Those of us who have grown up in a single culture (ie. almost all of us) often forget that our worldview is culturally mediated, and that people from a different culture might see things entirely differently. Not that we should be required to understand, or try to incorporate, other worldviews, but it can often be instructive to see how other cultures view things. For example, I recently read an interesting article about how morality operates in the Confucian worldview.
According to this article (and I should stipulate here that I am taking the article on face value, since it was written by an expert on the subject and published in a serious journal. I know virtually nothing about Confucianism, except what my fortune cookie tells me), in a Confucian world you cannot separate personal ethics from societal structure. The set of principles that structures society and guides the ruling classes “are mandated by Heaven, an abstract source of both natural order and human norms.” So too are personal ethics; they are part of the same system: “Heaven’s pattern for human affairs is what in fact works best, as a matter of natural logic.”

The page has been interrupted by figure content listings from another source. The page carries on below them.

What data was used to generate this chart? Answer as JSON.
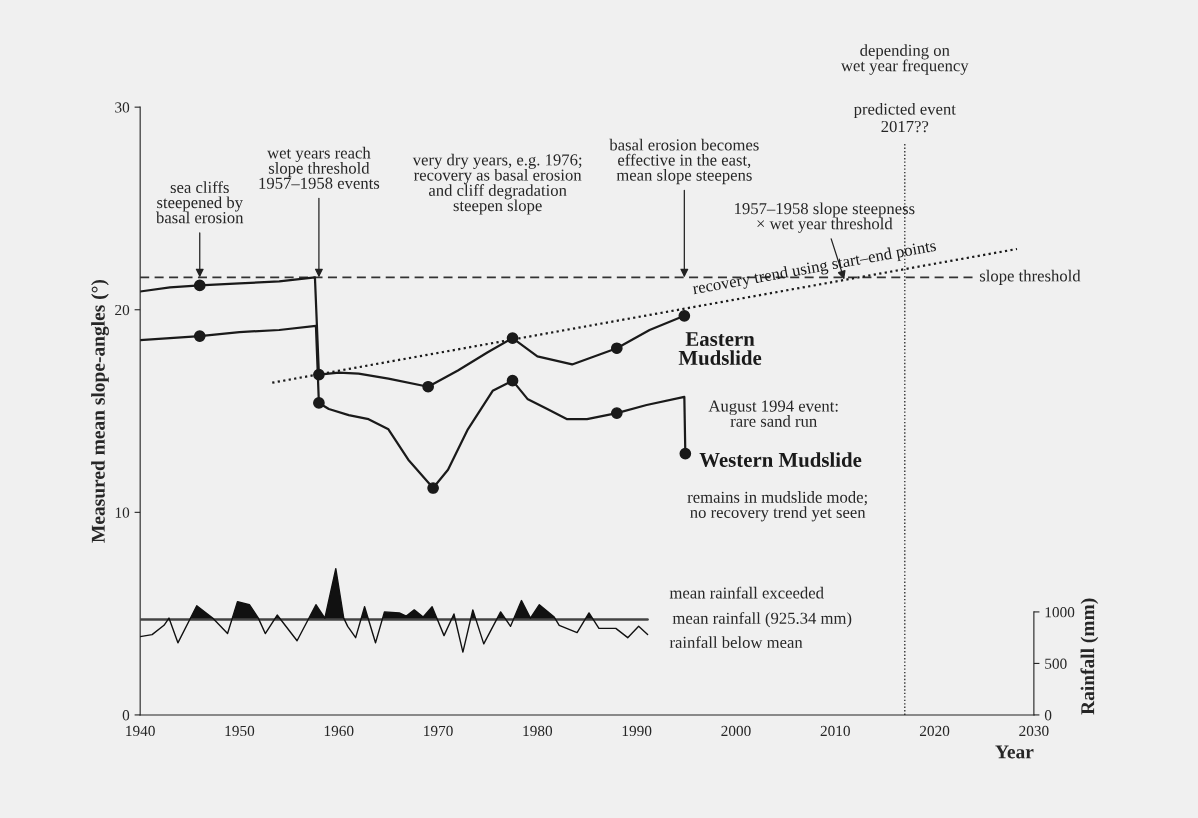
{
  "chart_data": {
    "type": "line",
    "xlabel": "Year",
    "ylabel": "Measured mean slope-angles (°)",
    "y2label": "Rainfall (mm)",
    "xlim": [
      1940,
      2030
    ],
    "xticks": [
      1940,
      1950,
      1960,
      1970,
      1980,
      1990,
      2000,
      2010,
      2020,
      2030
    ],
    "ylim": [
      0,
      30
    ],
    "yticks": [
      0,
      10,
      20,
      30
    ],
    "y2lim": [
      0,
      5900
    ],
    "y2ticks": [
      0,
      500,
      1000
    ],
    "grid": false,
    "series": [
      {
        "name": "Eastern\nMudslide",
        "color": "#1a1a1a",
        "marker": "none",
        "x": [
          1940,
          1943,
          1946,
          1950,
          1954,
          1957.6,
          1958,
          1960,
          1962,
          1965,
          1969,
          1972,
          1975,
          1977.5,
          1980,
          1983.5,
          1988,
          1991.3,
          1994.8
        ],
        "values": [
          20.9,
          21.1,
          21.2,
          21.3,
          21.4,
          21.6,
          16.8,
          16.9,
          16.85,
          16.6,
          16.2,
          17.0,
          17.9,
          18.6,
          17.7,
          17.3,
          18.1,
          19.0,
          19.7
        ]
      },
      {
        "name": "Western Mudslide",
        "color": "#1a1a1a",
        "marker": "none",
        "x": [
          1940,
          1943,
          1946,
          1950,
          1954,
          1957.7,
          1958,
          1959,
          1961,
          1963,
          1965,
          1967,
          1969.5,
          1971,
          1973,
          1975.5,
          1977.5,
          1979,
          1981,
          1983,
          1985,
          1988,
          1991,
          1994.8,
          1994.9
        ],
        "values": [
          18.5,
          18.6,
          18.7,
          18.9,
          19.0,
          19.2,
          15.4,
          15.1,
          14.8,
          14.6,
          14.1,
          12.6,
          11.2,
          12.1,
          14.1,
          16.0,
          16.5,
          15.6,
          15.1,
          14.6,
          14.6,
          14.9,
          15.3,
          15.7,
          12.9
        ]
      },
      {
        "type": "scatter",
        "color": "#1a1a1a",
        "marker": "circle",
        "x": [
          1946,
          1958,
          1969,
          1977.5,
          1988,
          1994.8
        ],
        "values": [
          21.2,
          16.8,
          16.2,
          18.6,
          18.1,
          19.7
        ]
      },
      {
        "type": "scatter",
        "color": "#1a1a1a",
        "marker": "circle",
        "x": [
          1946,
          1958,
          1969.5,
          1977.5,
          1988,
          1994.9
        ],
        "values": [
          18.7,
          15.4,
          11.2,
          16.5,
          14.9,
          12.9
        ]
      },
      {
        "name": "recovery trend using start–end points",
        "color": "#1a1a1a",
        "line_style": "dotted",
        "marker": "none",
        "x": [
          1953.3,
          2028.3
        ],
        "values": [
          16.4,
          23.0
        ]
      },
      {
        "axis": "y2",
        "color": "#111111",
        "marker": "none",
        "x": [
          1940.0,
          1941.2,
          1942.4,
          1942.9,
          1943.8,
          1945.7,
          1947.3,
          1948.8,
          1949.8,
          1951.0,
          1951.9,
          1952.6,
          1953.8,
          1955.8,
          1957.7,
          1958.6,
          1959.7,
          1960.5,
          1960.9,
          1961.7,
          1962.6,
          1963.7,
          1964.6,
          1966.1,
          1966.8,
          1967.6,
          1968.5,
          1969.4,
          1970.6,
          1971.6,
          1972.5,
          1973.5,
          1974.6,
          1976.3,
          1977.3,
          1978.4,
          1979.3,
          1980.2,
          1981.7,
          1982.2,
          1984.0,
          1985.2,
          1986.2,
          1987.9,
          1989.1,
          1990.2,
          1991.1
        ],
        "values": [
          760,
          780,
          870,
          940,
          700,
          1060,
          940,
          790,
          1100,
          1070,
          940,
          790,
          970,
          720,
          1070,
          940,
          1420,
          940,
          860,
          750,
          1050,
          700,
          1000,
          990,
          960,
          1020,
          950,
          1050,
          770,
          980,
          610,
          1020,
          690,
          1000,
          860,
          1110,
          940,
          1070,
          950,
          870,
          800,
          990,
          840,
          840,
          750,
          860,
          780
        ]
      }
    ],
    "ref_lines": [
      {
        "axis": "y",
        "value": 21.6,
        "label": "slope threshold",
        "line_style": "dashed",
        "color": "#333333"
      },
      {
        "axis": "x",
        "value": 2017,
        "label": "predicted event\n2017??",
        "line_style": "dotted",
        "color": "#333333"
      },
      {
        "axis": "y2",
        "value": 925.34,
        "label": "mean rainfall (925.34 mm)",
        "line_style": "solid",
        "color": "#444444"
      }
    ],
    "annotations": [
      {
        "text": "sea cliffs\nsteepened by\nbasal erosion",
        "x": 1946,
        "y": 21.6
      },
      {
        "text": "wet years reach\nslope threshold\n1957–1958 events",
        "x": 1958,
        "y": 21.6
      },
      "very dry years, e.g. 1976;\nrecovery as basal erosion\nand cliff degradation\nsteepen slope",
      {
        "text": "basal erosion becomes\neffective in the east,\nmean slope steepens",
        "x": 1994.8,
        "y": 21.6
      },
      {
        "text": "1957–1958 slope steepness\n× wet year threshold",
        "x": 2010.9,
        "y": 21.5
      },
      "depending on\nwet year frequency",
      {
        "text": "August 1994 event:\nrare sand run",
        "x": 1994.8,
        "y": 15.7
      },
      {
        "text": "remains in mudslide mode;\nno recovery trend yet seen",
        "x": 1994.9,
        "y": 12.9
      },
      "mean rainfall exceeded",
      "rainfall below mean"
    ]
  }
}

This has implications for how people should live, particularly those people who are in the power elite. The elites are held to a higher standard, because if they don’t follow Heaven’s pattern they “will inevitably undermine the basic solidarity and sense of fairness that every social order needs.” Leaders have a responsibility, to Heaven and to society, to follow the rules. If they “put their own private interests above the common interest, then they have lost their legitimacy.” Although this comes from a distinctly Eastern worldview, it is not that different than the very Western concept of noblesse oblige, or from the maxim of Spiderman’s Uncle Ben: “With great power comes great responsibility.”
However, it’s also a significant distance from the dominant Western worldview, which is one of free enterprise, in which individuals pursuing their own self-interest will be guided by Adam Smith’s mighty hand into patterns that will benefit society. In our system, there is no duty to maintain the social order and the ruling elites aren’t expected to have higher moral standards than anyone else. In the Western view, the system takes care of all that.
I’m not saying that this Confucian system is any better than ours; merely different. But it’s certainly interesting the way the worldview plays out in how individual are supposed to behave. Of course, given the willingness of Chinese executives to put poison into milk just to make an extra yuan or two, it’s not clear that the Confucian system really works.